I have been pestering my Father about the importance of communicating with your “Tribe” on the web for almost a year now, and of course I have to be the one to set things in motion. I went and bought a domain and a WordPress theme that I liked, and put together a community blog for his office last night.

It’s an alright start, great considering I have next to no experience doing any of the things I had to do to get it this far, but it still needs a lot of work. At least I will be able to have an educated discussion when we pay someone to redesign it and combine it with the main website. The biggest problem I ran into is that he just doesn’t have any sort of branded resources or logos available that are designed specifically to be used in a blog or social network profile. I am not in the mood to make things from scratch; I had to use pieces of images from his business card just to make the header logo (which I still am not totally satisfied with). Note to anyone trying to maintain an online identity: pay someone to design logos and handle branding; it is important.

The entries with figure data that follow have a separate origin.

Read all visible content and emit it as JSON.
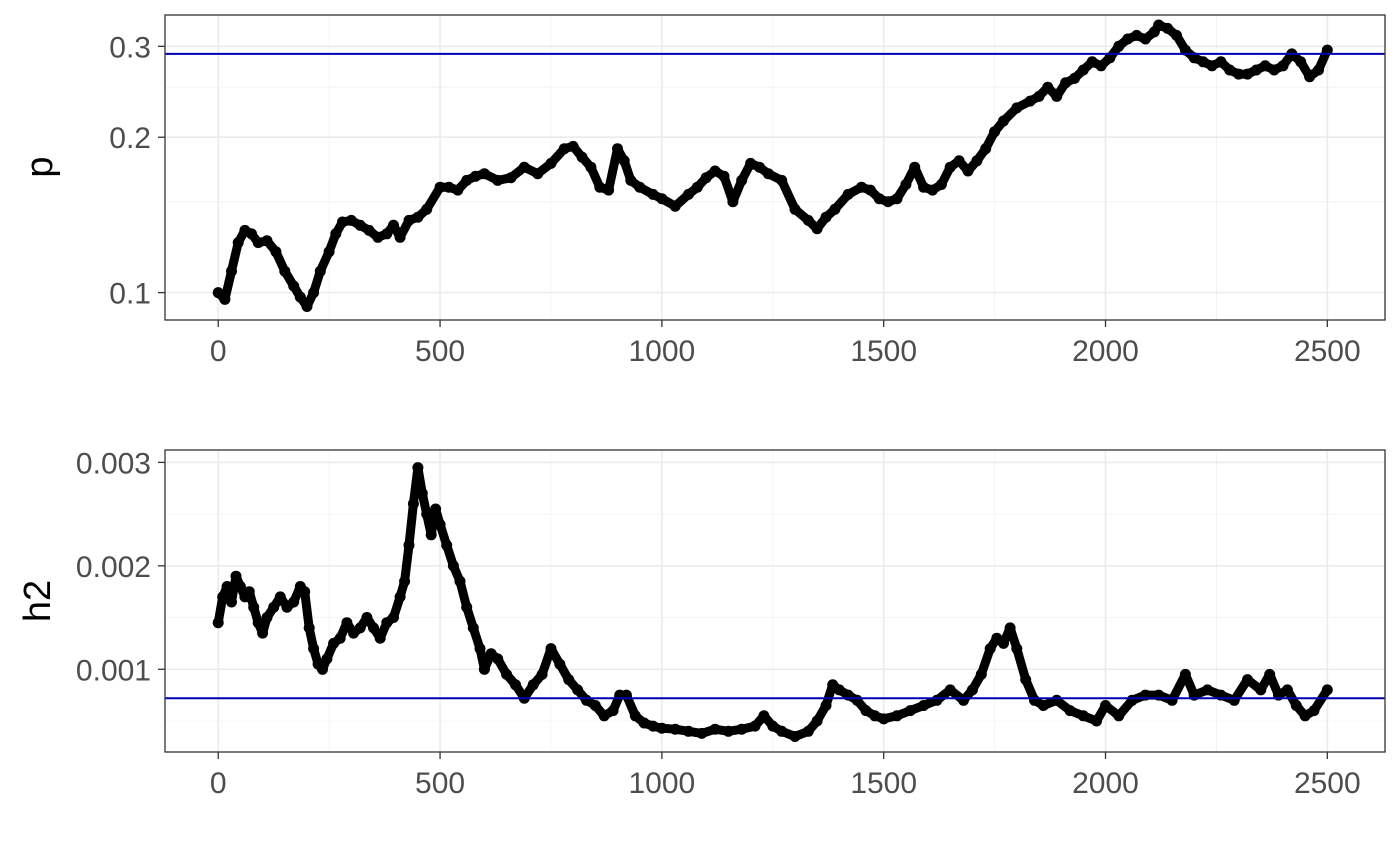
{
  "chart_data": [
    {
      "type": "scatter",
      "ylabel": "p",
      "xlabel": "",
      "title": "",
      "xlim": [
        -120,
        2630
      ],
      "ylim": [
        0.0885,
        0.345
      ],
      "yscale": "log",
      "grid": true,
      "xticks": [
        0,
        500,
        1000,
        1500,
        2000,
        2500
      ],
      "xtick_labels": [
        "0",
        "500",
        "1000",
        "1500",
        "2000",
        "2500"
      ],
      "yticks": [
        0.1,
        0.2,
        0.3
      ],
      "ytick_labels": [
        "0.1",
        "0.2",
        "0.3"
      ],
      "yminor": [
        0.15,
        0.25
      ],
      "hline": {
        "y": 0.29,
        "color": "#0000b3"
      },
      "point_color": "#000000",
      "series": [
        {
          "x": [
            0,
            15,
            30,
            45,
            60,
            75,
            90,
            110,
            130,
            150,
            170,
            185,
            200,
            215,
            230,
            250,
            265,
            280,
            300,
            320,
            340,
            360,
            380,
            395,
            410,
            430,
            450,
            470,
            500,
            520,
            540,
            560,
            580,
            600,
            630,
            660,
            690,
            720,
            750,
            780,
            800,
            820,
            840,
            860,
            880,
            900,
            915,
            930,
            950,
            980,
            1000,
            1030,
            1060,
            1080,
            1100,
            1120,
            1140,
            1160,
            1180,
            1200,
            1220,
            1240,
            1270,
            1300,
            1330,
            1350,
            1370,
            1390,
            1420,
            1450,
            1470,
            1490,
            1510,
            1530,
            1550,
            1570,
            1590,
            1610,
            1630,
            1650,
            1670,
            1690,
            1710,
            1730,
            1750,
            1770,
            1800,
            1830,
            1850,
            1870,
            1890,
            1910,
            1930,
            1950,
            1970,
            1990,
            2010,
            2030,
            2050,
            2070,
            2090,
            2110,
            2120,
            2140,
            2160,
            2180,
            2200,
            2220,
            2240,
            2260,
            2280,
            2300,
            2320,
            2340,
            2360,
            2380,
            2400,
            2420,
            2440,
            2460,
            2480,
            2500
          ],
          "y": [
            0.1,
            0.097,
            0.11,
            0.125,
            0.132,
            0.13,
            0.125,
            0.126,
            0.12,
            0.11,
            0.103,
            0.098,
            0.094,
            0.1,
            0.11,
            0.12,
            0.13,
            0.137,
            0.138,
            0.135,
            0.132,
            0.128,
            0.13,
            0.135,
            0.128,
            0.138,
            0.14,
            0.145,
            0.16,
            0.16,
            0.158,
            0.165,
            0.168,
            0.17,
            0.165,
            0.167,
            0.175,
            0.17,
            0.178,
            0.19,
            0.192,
            0.183,
            0.175,
            0.16,
            0.158,
            0.19,
            0.18,
            0.165,
            0.16,
            0.155,
            0.152,
            0.147,
            0.155,
            0.16,
            0.167,
            0.172,
            0.168,
            0.15,
            0.165,
            0.178,
            0.175,
            0.17,
            0.165,
            0.145,
            0.138,
            0.133,
            0.14,
            0.145,
            0.155,
            0.16,
            0.158,
            0.152,
            0.15,
            0.152,
            0.162,
            0.175,
            0.16,
            0.158,
            0.162,
            0.175,
            0.18,
            0.172,
            0.18,
            0.19,
            0.205,
            0.215,
            0.228,
            0.235,
            0.24,
            0.25,
            0.24,
            0.255,
            0.26,
            0.27,
            0.28,
            0.275,
            0.285,
            0.3,
            0.31,
            0.315,
            0.31,
            0.32,
            0.33,
            0.325,
            0.315,
            0.295,
            0.285,
            0.28,
            0.275,
            0.28,
            0.27,
            0.265,
            0.265,
            0.27,
            0.275,
            0.27,
            0.275,
            0.29,
            0.28,
            0.262,
            0.27,
            0.295
          ]
        }
      ]
    },
    {
      "type": "scatter",
      "ylabel": "h2",
      "xlabel": "",
      "title": "",
      "xlim": [
        -120,
        2630
      ],
      "ylim": [
        0.0002,
        0.00312
      ],
      "grid": true,
      "xticks": [
        0,
        500,
        1000,
        1500,
        2000,
        2500
      ],
      "xtick_labels": [
        "0",
        "500",
        "1000",
        "1500",
        "2000",
        "2500"
      ],
      "yticks": [
        0.001,
        0.002,
        0.003
      ],
      "ytick_labels": [
        "0.001",
        "0.002",
        "0.003"
      ],
      "yminor": [
        0.0005,
        0.0015,
        0.0025
      ],
      "hline": {
        "y": 0.00072,
        "color": "#0000b3"
      },
      "point_color": "#000000",
      "series": [
        {
          "x": [
            0,
            10,
            20,
            30,
            40,
            50,
            60,
            70,
            80,
            90,
            100,
            110,
            125,
            140,
            155,
            170,
            185,
            195,
            205,
            215,
            225,
            235,
            245,
            260,
            275,
            290,
            305,
            320,
            335,
            350,
            365,
            380,
            395,
            410,
            420,
            430,
            440,
            450,
            460,
            470,
            480,
            490,
            500,
            515,
            530,
            545,
            560,
            575,
            590,
            600,
            615,
            630,
            650,
            670,
            690,
            710,
            730,
            750,
            770,
            790,
            810,
            830,
            850,
            870,
            890,
            905,
            920,
            940,
            960,
            980,
            1000,
            1030,
            1060,
            1090,
            1120,
            1150,
            1180,
            1210,
            1230,
            1250,
            1270,
            1300,
            1330,
            1350,
            1370,
            1385,
            1400,
            1420,
            1440,
            1460,
            1480,
            1500,
            1530,
            1560,
            1590,
            1620,
            1650,
            1680,
            1700,
            1720,
            1740,
            1755,
            1770,
            1785,
            1800,
            1820,
            1840,
            1860,
            1890,
            1920,
            1950,
            1980,
            2000,
            2030,
            2060,
            2090,
            2120,
            2150,
            2180,
            2200,
            2230,
            2260,
            2290,
            2320,
            2350,
            2370,
            2390,
            2410,
            2430,
            2450,
            2470,
            2500
          ],
          "y": [
            0.00145,
            0.0017,
            0.0018,
            0.00165,
            0.0019,
            0.0018,
            0.0017,
            0.00175,
            0.0016,
            0.00145,
            0.00135,
            0.0015,
            0.0016,
            0.0017,
            0.0016,
            0.00165,
            0.0018,
            0.00175,
            0.0014,
            0.0012,
            0.00105,
            0.001,
            0.0011,
            0.00125,
            0.0013,
            0.00145,
            0.00135,
            0.0014,
            0.0015,
            0.0014,
            0.0013,
            0.00145,
            0.0015,
            0.0017,
            0.00185,
            0.0022,
            0.0026,
            0.00295,
            0.0027,
            0.0025,
            0.0023,
            0.00255,
            0.0024,
            0.0022,
            0.002,
            0.00185,
            0.0016,
            0.0014,
            0.0012,
            0.001,
            0.00115,
            0.0011,
            0.00095,
            0.00085,
            0.00072,
            0.00085,
            0.00095,
            0.0012,
            0.00105,
            0.0009,
            0.0008,
            0.0007,
            0.00065,
            0.00055,
            0.0006,
            0.00075,
            0.00075,
            0.00055,
            0.00048,
            0.00045,
            0.00043,
            0.00042,
            0.0004,
            0.00038,
            0.00042,
            0.0004,
            0.00042,
            0.00045,
            0.00055,
            0.00045,
            0.0004,
            0.00035,
            0.0004,
            0.0005,
            0.00065,
            0.00085,
            0.0008,
            0.00075,
            0.0007,
            0.0006,
            0.00055,
            0.00052,
            0.00055,
            0.0006,
            0.00065,
            0.0007,
            0.0008,
            0.0007,
            0.0008,
            0.00095,
            0.0012,
            0.0013,
            0.00125,
            0.0014,
            0.0012,
            0.0009,
            0.0007,
            0.00065,
            0.0007,
            0.0006,
            0.00055,
            0.0005,
            0.00065,
            0.00055,
            0.0007,
            0.00075,
            0.00075,
            0.0007,
            0.00095,
            0.00075,
            0.0008,
            0.00075,
            0.0007,
            0.0009,
            0.0008,
            0.00095,
            0.00075,
            0.0008,
            0.00065,
            0.00055,
            0.0006,
            0.0008
          ]
        }
      ]
    }
  ]
}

Anyway I am having fun tinkering with it a bit, and adding more features and cousin sites like Facebook pages. I appreciate suggestions that any of you readers might have to offer.

The Grand Discussion

I happened across an interesting article after clinic today, and I puzzled over it on my way to try out yet another burrito restaurant. I have to agree whole heartedly with the author. Blogs are fantastic launch pads for conversation, but could use some help supporting and enhancing debate. The development of discussions surrounding a post is limited by the community that a given article can reach, and is further hindered because conversation will not exist in a singular forum where it would have its fullest growth.

Instant messaging and forums provide the truest conversation, but like blogs related conversations still may not find each other to interact. Aggregated options like Friendfeed offer the greatest opportunity for interaction and growth of discussions, but they mismanage the chance to build upon blogs’ abilities to spark dialogue. Without building the appropriate bridges between items, places like Friendfeed become nothing more than a threadless inbox of content.

Conversations are streams and when you neglect their tributaries and distributaries you turn the stream into a pond. Sure when content is created within social aggregators the streams flow quite well, but the purpose of aggregators was and still is to pull items from across the web into one place. To really empower discussion, they need to aggregate into their site the comments and trackbacks along with the blog, allow for articles posted elsewhere to be linked to and designated as replies to existent blog posts, as well as allow for establishment within their site of real-time forums to discuss and/or interact with any content created or streamed to the aggregator. I think the foundation is in place to create something even more unique and powerful, but we aren’t there yet.